PURPOSE: Despite increasing emphasis on value based care, to our knowledge the cost-effectiveness of prostate cancer management options has not been compared using prospective clinical trial data. The ProtecT (Prostate Testing for Cancer and Treatment) trial demonstrated no difference in survival in patients randomized to active surveillance, external beam radiotherapy or radical prostatectomy. We compared cost-effectiveness among the arms of ProtecT. MATERIALS AND METHODS: Using a Markov model we compared the cost-effectiveness of active surveillance, radical prostatectomy and external beam radiotherapy based on ProtecT outcomes, specifically 6-year quality of life data and 10-year oncologic data. Costs were based on 2017 Medicare reimbursement while utility values were assigned using the literature. Univariable and multivariable sensitivity analyses were performed. RESULTS: Six years after randomization the mean costs per patient were $12,143 for active surveillance, $17,781 for radical prostatectomy and $29,238 for external beam radiotherapy. The incremental cost-effectiveness ratio relative to active surveillance was $127,752/QALY for radical prostatectomy and $381,894/QALY for external beam radiotherapy.
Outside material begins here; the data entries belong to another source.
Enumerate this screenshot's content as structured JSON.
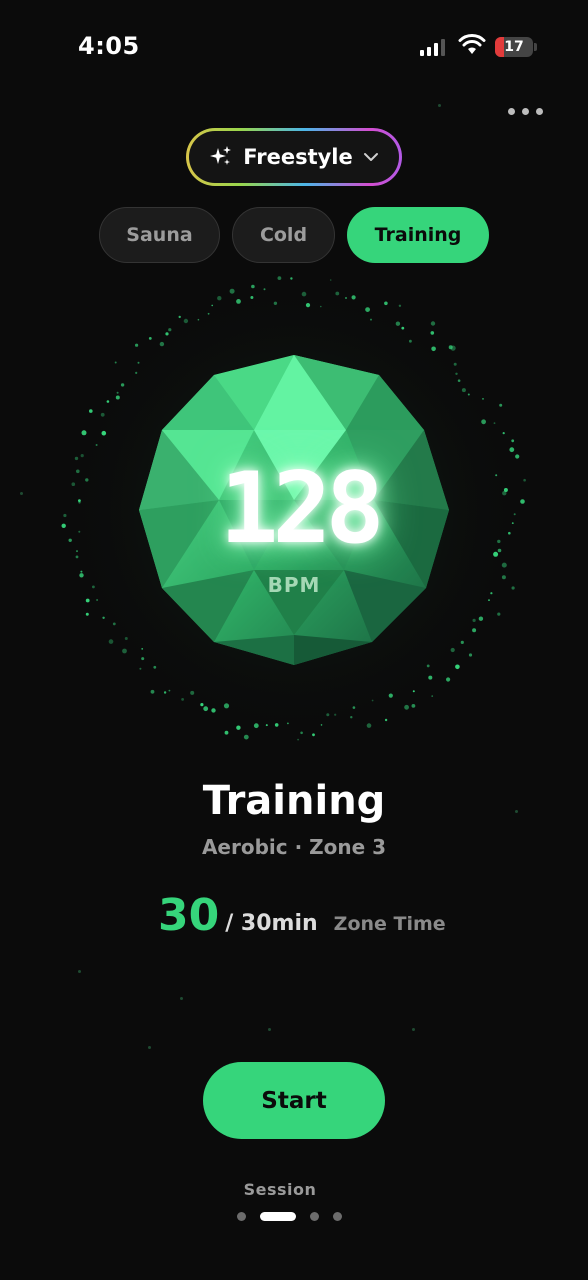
{
  "status_bar": {
    "time": "4:05",
    "battery": "17"
  },
  "mode_selector": {
    "label": "Freestyle",
    "icon": "sparkles-icon"
  },
  "tabs": [
    {
      "label": "Sauna",
      "active": false
    },
    {
      "label": "Cold",
      "active": false
    },
    {
      "label": "Training",
      "active": true
    }
  ],
  "heart_rate": {
    "value": "128",
    "unit": "BPM"
  },
  "session": {
    "title": "Training",
    "subtitle": "Aerobic · Zone 3",
    "zone_current": "30",
    "zone_target": "/ 30min",
    "zone_label": "Zone Time",
    "start_label": "Start",
    "footer_label": "Session"
  },
  "pager": {
    "count": 4,
    "active_index": 1
  },
  "colors": {
    "accent": "#36d57b",
    "background": "#0b0b0b"
  }
}
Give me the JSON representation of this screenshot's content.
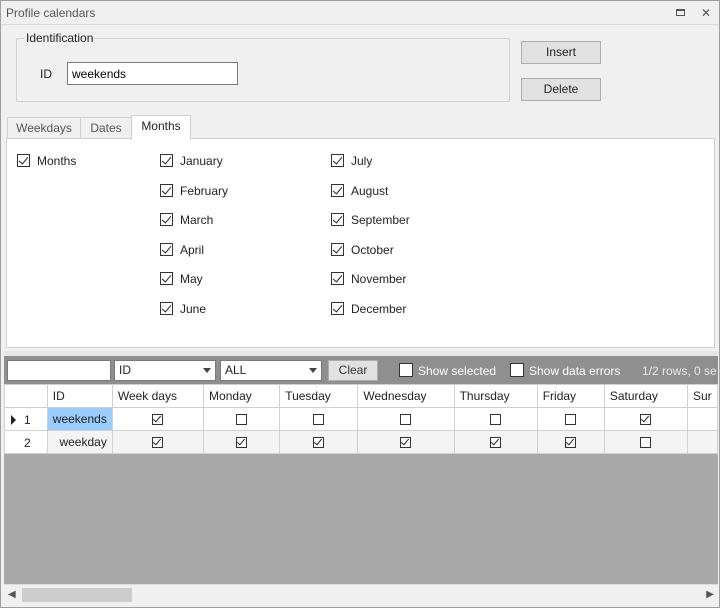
{
  "window": {
    "title": "Profile calendars",
    "restore_icon": "restore-icon",
    "close_glyph": "✕"
  },
  "identification": {
    "legend": "Identification",
    "id_label": "ID",
    "id_value": "weekends"
  },
  "actions": {
    "insert_label": "Insert",
    "delete_label": "Delete"
  },
  "tabs": [
    {
      "label": "Weekdays",
      "active": false
    },
    {
      "label": "Dates",
      "active": false
    },
    {
      "label": "Months",
      "active": true
    }
  ],
  "months_panel": {
    "all_label": "Months",
    "all_checked": true,
    "col1": [
      {
        "label": "January",
        "checked": true
      },
      {
        "label": "February",
        "checked": true
      },
      {
        "label": "March",
        "checked": true
      },
      {
        "label": "April",
        "checked": true
      },
      {
        "label": "May",
        "checked": true
      },
      {
        "label": "June",
        "checked": true
      }
    ],
    "col2": [
      {
        "label": "July",
        "checked": true
      },
      {
        "label": "August",
        "checked": true
      },
      {
        "label": "September",
        "checked": true
      },
      {
        "label": "October",
        "checked": true
      },
      {
        "label": "November",
        "checked": true
      },
      {
        "label": "December",
        "checked": true
      }
    ]
  },
  "toolbar": {
    "filter_value": "",
    "column_select": "ID",
    "scope_select": "ALL",
    "clear_label": "Clear",
    "show_selected_label": "Show selected",
    "show_data_errors_label": "Show data errors",
    "row_info": "1/2 rows, 0 se"
  },
  "grid": {
    "columns": [
      "ID",
      "Week days",
      "Monday",
      "Tuesday",
      "Wednesday",
      "Thursday",
      "Friday",
      "Saturday",
      "Sur"
    ],
    "rows": [
      {
        "num": "1",
        "current": true,
        "id": "weekends",
        "flags": [
          true,
          false,
          false,
          false,
          false,
          false,
          true
        ]
      },
      {
        "num": "2",
        "current": false,
        "id": "weekday",
        "flags": [
          true,
          true,
          true,
          true,
          true,
          true,
          false
        ]
      }
    ]
  }
}
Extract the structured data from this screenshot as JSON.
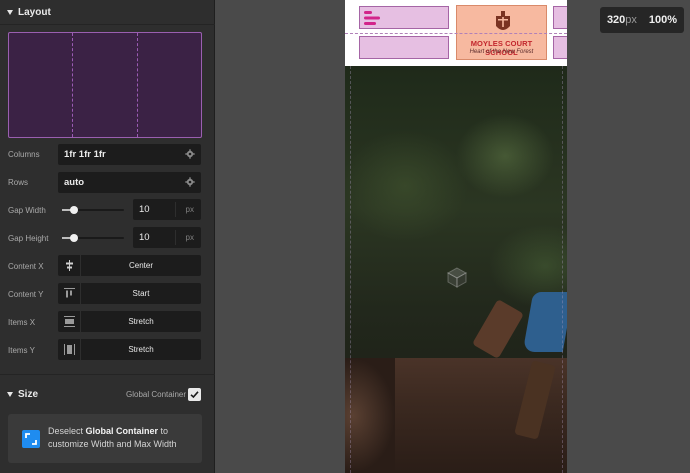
{
  "layout_section": {
    "title": "Layout",
    "columns": {
      "label": "Columns",
      "value": "1fr 1fr 1fr"
    },
    "rows": {
      "label": "Rows",
      "value": "auto"
    },
    "gap_width": {
      "label": "Gap Width",
      "value": "10",
      "unit": "px",
      "slider_level": 0.2
    },
    "gap_height": {
      "label": "Gap Height",
      "value": "10",
      "unit": "px",
      "slider_level": 0.2
    },
    "content_x": {
      "label": "Content X",
      "value": "Center"
    },
    "content_y": {
      "label": "Content Y",
      "value": "Start"
    },
    "items_x": {
      "label": "Items X",
      "value": "Stretch"
    },
    "items_y": {
      "label": "Items Y",
      "value": "Stretch"
    }
  },
  "size_section": {
    "title": "Size",
    "global_container_label": "Global Container",
    "global_container_checked": true,
    "info": {
      "prefix": "Deselect ",
      "bold": "Global Container",
      "suffix": " to customize Width and Max Width"
    }
  },
  "viewport": {
    "width_value": "320",
    "width_unit": "px",
    "zoom": "100%"
  },
  "preview": {
    "logo_title": "MOYLES COURT SCHOOL",
    "logo_tagline": "Heart of the New Forest"
  },
  "colors": {
    "grid_fill": "#3b2245",
    "grid_border": "#9a5fb0",
    "info_icon": "#1f8cf0",
    "logo_red": "#c2272d",
    "header_cell": "#e6bfe2"
  }
}
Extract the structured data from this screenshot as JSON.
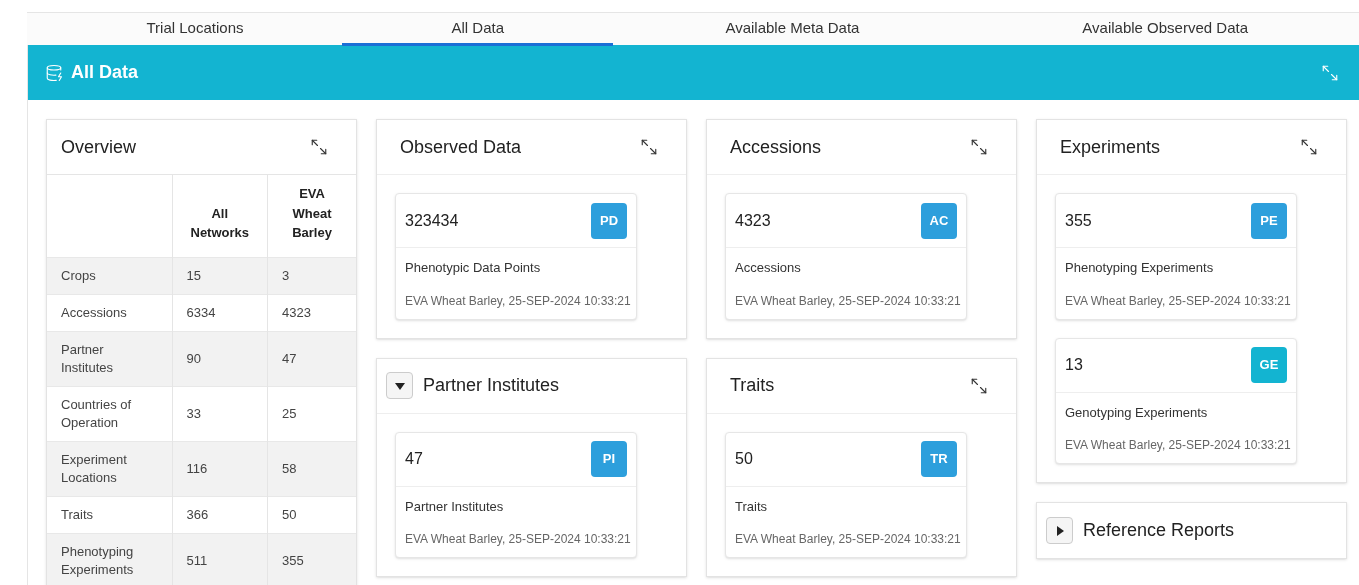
{
  "tabs": [
    {
      "label": "Trial Locations",
      "selected": false
    },
    {
      "label": "All Data",
      "selected": true
    },
    {
      "label": "Available Meta Data",
      "selected": false
    },
    {
      "label": "Available Observed Data",
      "selected": false
    }
  ],
  "region": {
    "title": "All Data"
  },
  "overview": {
    "title": "Overview",
    "columns": [
      "All Networks",
      "EVA Wheat Barley"
    ],
    "rows": [
      {
        "label": "Crops",
        "values": [
          "15",
          "3"
        ]
      },
      {
        "label": "Accessions",
        "values": [
          "6334",
          "4323"
        ]
      },
      {
        "label": "Partner Institutes",
        "values": [
          "90",
          "47"
        ]
      },
      {
        "label": "Countries of Operation",
        "values": [
          "33",
          "25"
        ]
      },
      {
        "label": "Experiment Locations",
        "values": [
          "116",
          "58"
        ]
      },
      {
        "label": "Traits",
        "values": [
          "366",
          "50"
        ]
      },
      {
        "label": "Phenotyping Experiments",
        "values": [
          "511",
          "355"
        ]
      }
    ]
  },
  "columns": [
    [
      {
        "kind": "plain",
        "title": "Observed Data",
        "cards": [
          {
            "value": "323434",
            "badge": "PD",
            "color": "#2d9fdc",
            "label": "Phenotypic Data Points",
            "source": "EVA Wheat Barley, 25-SEP-2024 10:33:21"
          }
        ]
      },
      {
        "kind": "collapsible",
        "title": "Partner Institutes",
        "expanded": true,
        "cards": [
          {
            "value": "47",
            "badge": "PI",
            "color": "#2d9fdc",
            "label": "Partner Institutes",
            "source": "EVA Wheat Barley, 25-SEP-2024 10:33:21"
          }
        ]
      }
    ],
    [
      {
        "kind": "plain",
        "title": "Accessions",
        "cards": [
          {
            "value": "4323",
            "badge": "AC",
            "color": "#2d9fdc",
            "label": "Accessions",
            "source": "EVA Wheat Barley, 25-SEP-2024 10:33:21"
          }
        ]
      },
      {
        "kind": "plain",
        "title": "Traits",
        "cards": [
          {
            "value": "50",
            "badge": "TR",
            "color": "#2d9fdc",
            "label": "Traits",
            "source": "EVA Wheat Barley, 25-SEP-2024 10:33:21"
          }
        ]
      }
    ],
    [
      {
        "kind": "plain",
        "title": "Experiments",
        "cards": [
          {
            "value": "355",
            "badge": "PE",
            "color": "#2d9fdc",
            "label": "Phenotyping Experiments",
            "source": "EVA Wheat Barley, 25-SEP-2024 10:33:21"
          },
          {
            "value": "13",
            "badge": "GE",
            "color": "#13b4d1",
            "label": "Genotyping Experiments",
            "source": "EVA Wheat Barley, 25-SEP-2024 10:33:21"
          }
        ]
      },
      {
        "kind": "collapsible",
        "title": "Reference Reports",
        "expanded": false
      }
    ]
  ]
}
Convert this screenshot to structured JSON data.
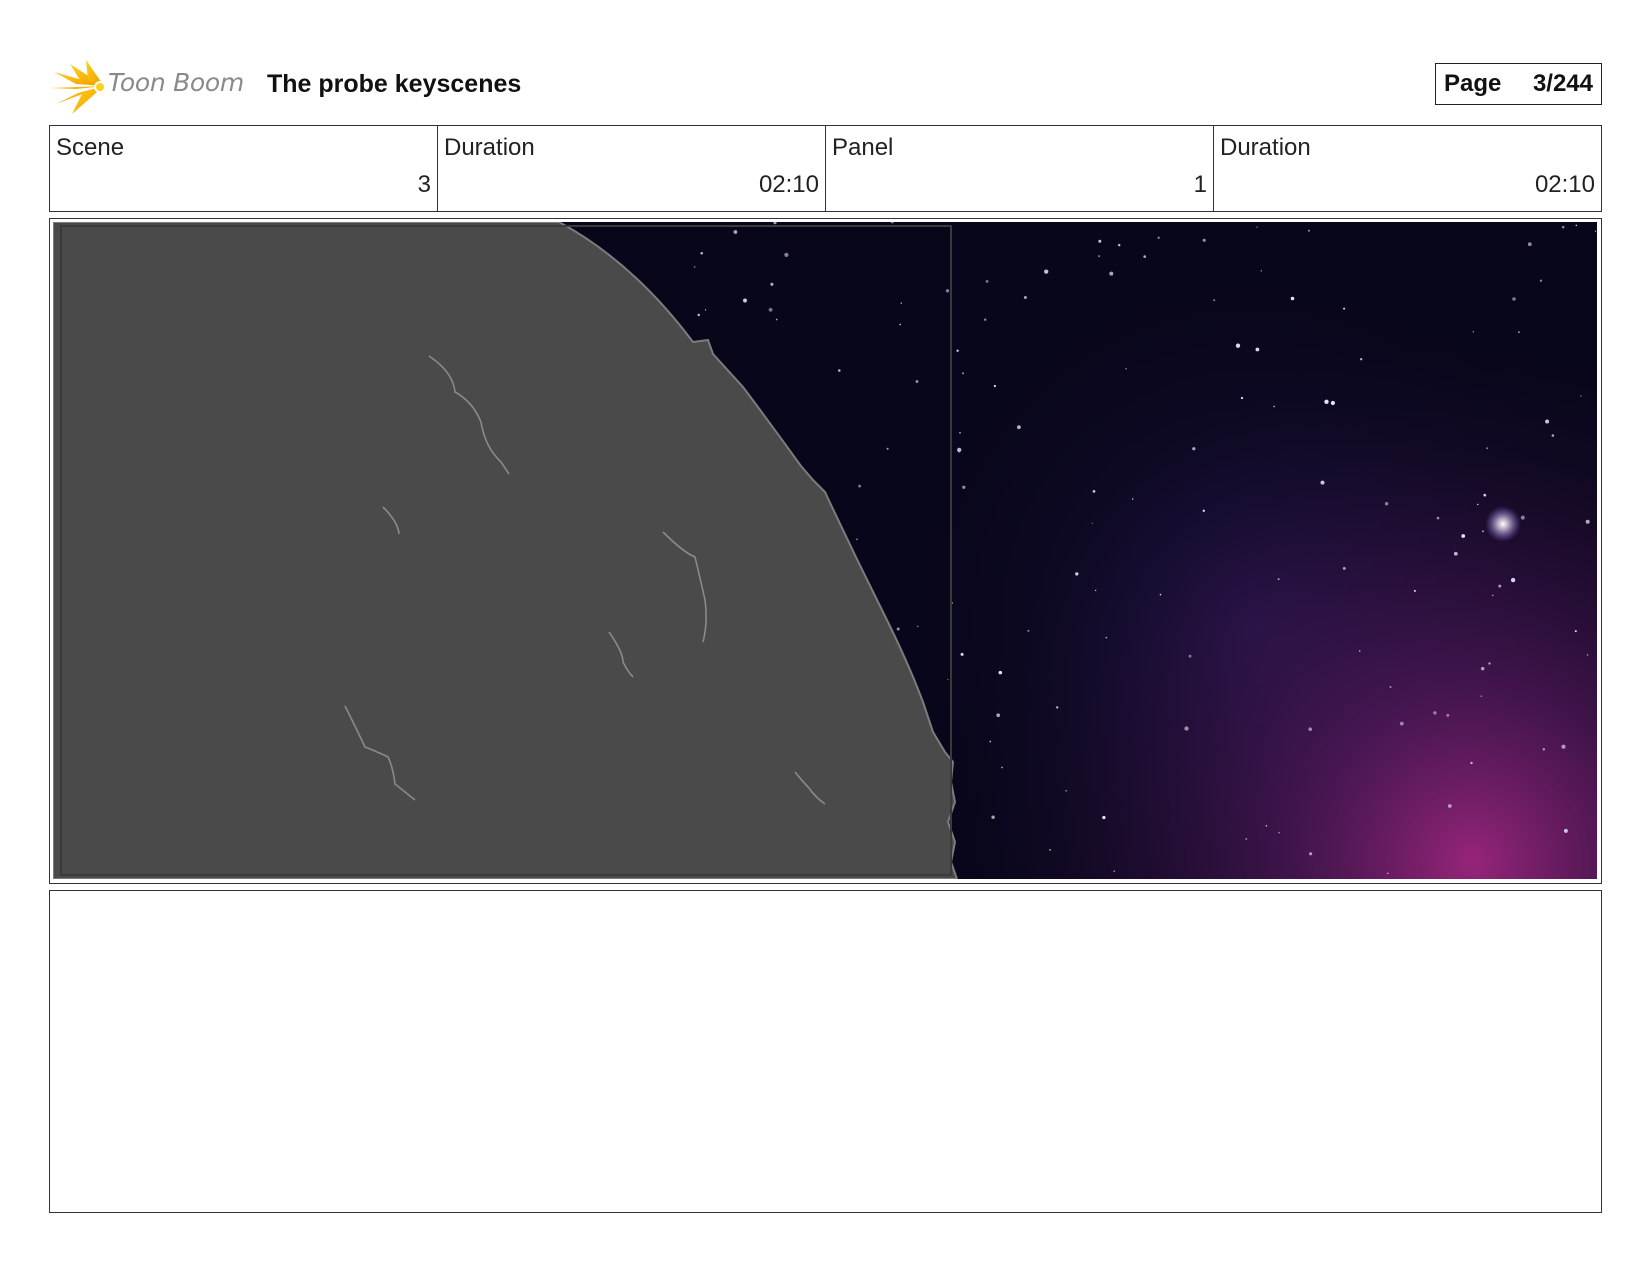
{
  "header": {
    "logo_text": "Toon Boom",
    "title": "The probe keyscenes",
    "page_label": "Page",
    "page_value": "3/244"
  },
  "info": {
    "scene_label": "Scene",
    "scene_value": "3",
    "scene_duration_label": "Duration",
    "scene_duration_value": "02:10",
    "panel_label": "Panel",
    "panel_value": "1",
    "panel_duration_label": "Duration",
    "panel_duration_value": "02:10"
  },
  "panel": {
    "image_subject": "planet-surface-against-starfield",
    "colors": {
      "planet": "#4a4a4a",
      "space": "#08061a",
      "nebula": "#6a1e6e"
    }
  },
  "notes": {
    "text": ""
  }
}
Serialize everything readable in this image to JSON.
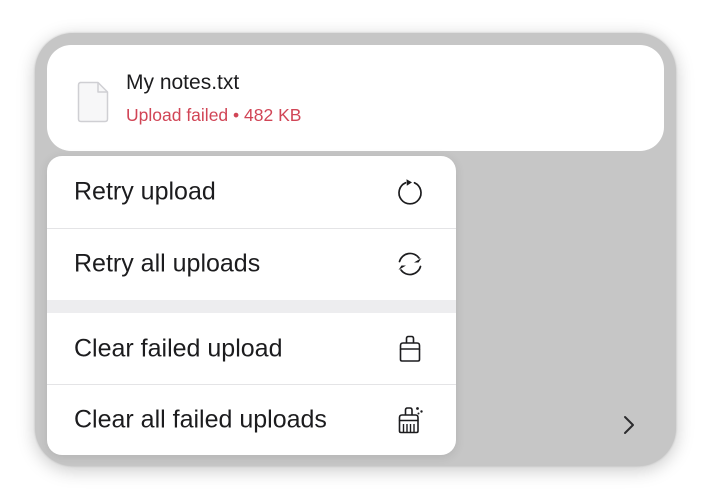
{
  "file": {
    "name": "My notes.txt",
    "status": "Upload failed • 482 KB",
    "icon": "document-icon"
  },
  "menu": {
    "items": [
      {
        "label": "Retry upload",
        "icon": "retry-arrow-icon"
      },
      {
        "label": "Retry all uploads",
        "icon": "retry-all-arrows-icon"
      },
      {
        "label": "Clear failed upload",
        "icon": "eraser-icon"
      },
      {
        "label": "Clear all failed uploads",
        "icon": "broom-sparkle-icon"
      }
    ]
  },
  "colors": {
    "error": "#d14556",
    "panel": "#c6c6c6",
    "text": "#1c1c1e"
  }
}
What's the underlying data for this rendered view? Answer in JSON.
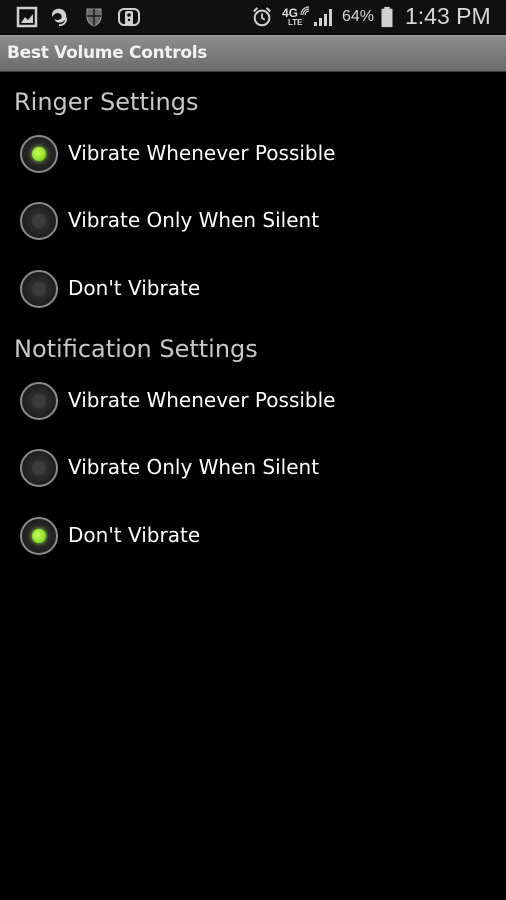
{
  "status_bar": {
    "left_icons": [
      "gallery-icon",
      "sync-icon",
      "shield-icon",
      "remote-icon"
    ],
    "right_icons": [
      "alarm-icon",
      "4g-lte-icon",
      "signal-icon",
      "battery-icon"
    ],
    "network_label": "4G",
    "network_sub": "LTE",
    "battery_percent": "64%",
    "battery_level": 0.64,
    "time": "1:43 PM"
  },
  "app": {
    "title": "Best Volume Controls"
  },
  "colors": {
    "accent": "#8fe028",
    "title_bar": "#7c7c7c",
    "background": "#000000"
  },
  "sections": [
    {
      "header": "Ringer Settings",
      "options": [
        {
          "label": "Vibrate Whenever Possible",
          "checked": true
        },
        {
          "label": "Vibrate Only When Silent",
          "checked": false
        },
        {
          "label": "Don't Vibrate",
          "checked": false
        }
      ]
    },
    {
      "header": "Notification Settings",
      "options": [
        {
          "label": "Vibrate Whenever Possible",
          "checked": false
        },
        {
          "label": "Vibrate Only When Silent",
          "checked": false
        },
        {
          "label": "Don't Vibrate",
          "checked": true
        }
      ]
    }
  ]
}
Ten years after randomization radical prostatectomy ($5,627/QALY) and external beam radiotherapy ($78,291/QALY) were more cost-effective than active surveillance. The model was sensitive to the metastasis rate on active surveillance with a threshold of 2.4% at 10 years, below which active surveillance was more cost-effective than radical prostatectomy. On multivariable sensitivity analysis at 10 years using a willingness to pay threshold of $100,000/QALY the most cost-effective strategy was radical prostatectomy in 45% of model microsimulations, external beam radiotherapy in 30% and active surveillance in 25%. CONCLUSIONS: Although active surveillance represents a cost-effective strategy to manage localized prostate cancer during the initial several years after diagnosis, the relative cost-effectiveness of treatment emerges with extended followup.